Spring spends much of her article investigating an account with — and I’m not making this up — fewer than two hundred followers. “GenZbloomer”, who has since been suspended, was clearly a parody account or the product of mental illness, given that his one blogpost tells clearly made-up stories about “confronting a group of terror supporting immigrants in order to safeguard two attractive blond girls” and converting young voters who had “been misled to think belly dancing was British”. A sad — or funny — case, but why on Earth did Spring spend her time and resources on him?

Spring finds:

… more than 50 profiles that had the hallmarks of inauthentic accounts, posting in support of Reform UK across the different social media sites – although they could still have been genuine.

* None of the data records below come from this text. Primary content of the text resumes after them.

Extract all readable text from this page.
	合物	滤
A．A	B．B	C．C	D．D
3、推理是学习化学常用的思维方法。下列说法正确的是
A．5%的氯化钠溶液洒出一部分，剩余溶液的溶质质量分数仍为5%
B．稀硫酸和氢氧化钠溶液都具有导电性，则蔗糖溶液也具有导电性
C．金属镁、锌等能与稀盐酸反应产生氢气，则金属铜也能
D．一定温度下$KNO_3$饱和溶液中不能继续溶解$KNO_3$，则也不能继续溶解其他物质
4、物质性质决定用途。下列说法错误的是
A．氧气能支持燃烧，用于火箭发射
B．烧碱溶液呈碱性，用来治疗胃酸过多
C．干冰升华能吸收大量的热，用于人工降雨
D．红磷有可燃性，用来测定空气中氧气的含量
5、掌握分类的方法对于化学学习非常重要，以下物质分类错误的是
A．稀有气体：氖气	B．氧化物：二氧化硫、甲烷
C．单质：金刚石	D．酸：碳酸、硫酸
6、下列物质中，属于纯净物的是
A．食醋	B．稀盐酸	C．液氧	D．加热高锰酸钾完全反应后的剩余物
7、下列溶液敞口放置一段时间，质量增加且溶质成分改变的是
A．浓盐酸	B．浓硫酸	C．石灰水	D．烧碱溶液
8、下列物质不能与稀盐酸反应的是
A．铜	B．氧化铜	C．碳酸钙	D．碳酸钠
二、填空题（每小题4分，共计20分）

Wow! A whole fifty? And did they have fewer than two hundred followers as well or did they actually count for something? No doubt some of them were real human beings. If you’re an anonymous social media user, and you want to stay anonymous, it would be very silly to “prove [you are] authentic” to a BBC journalist.

Spring could have written an intriguing article about Anglo Twitter — the loose network of right-of-Tory anons and facelords who post and meme about the failings of the Conservatives and the need for a right-wing alternative. Reform seem to have taken inspiration from this social media sphere, with their slick humour-heavy media (their one-note letdown of a Party Political Broadcast aside). I’m not going to name any accounts, because I actually don’t want to encourage left-wing journalists to investigate them, but many of them have thousands of followers, while very obviously being real British humans, and it’s symptomatic of ignorance, laziness or both that BBC journalists are squandering their time investigating oddballs with less reach than your gran on her Facebook account.

I’m not at all opposed to journalism about disinformation (especially as the tools of large-scale lying become more sophisticated). But disinformation journalism is hopelessly mired in self-importance and boomer bait. It is, ironically, actively misleading people about the nature of modern political discourse. 

Please, Ms Spring — it’s summertime. Stop talking to “GenZbloomer” and go outside.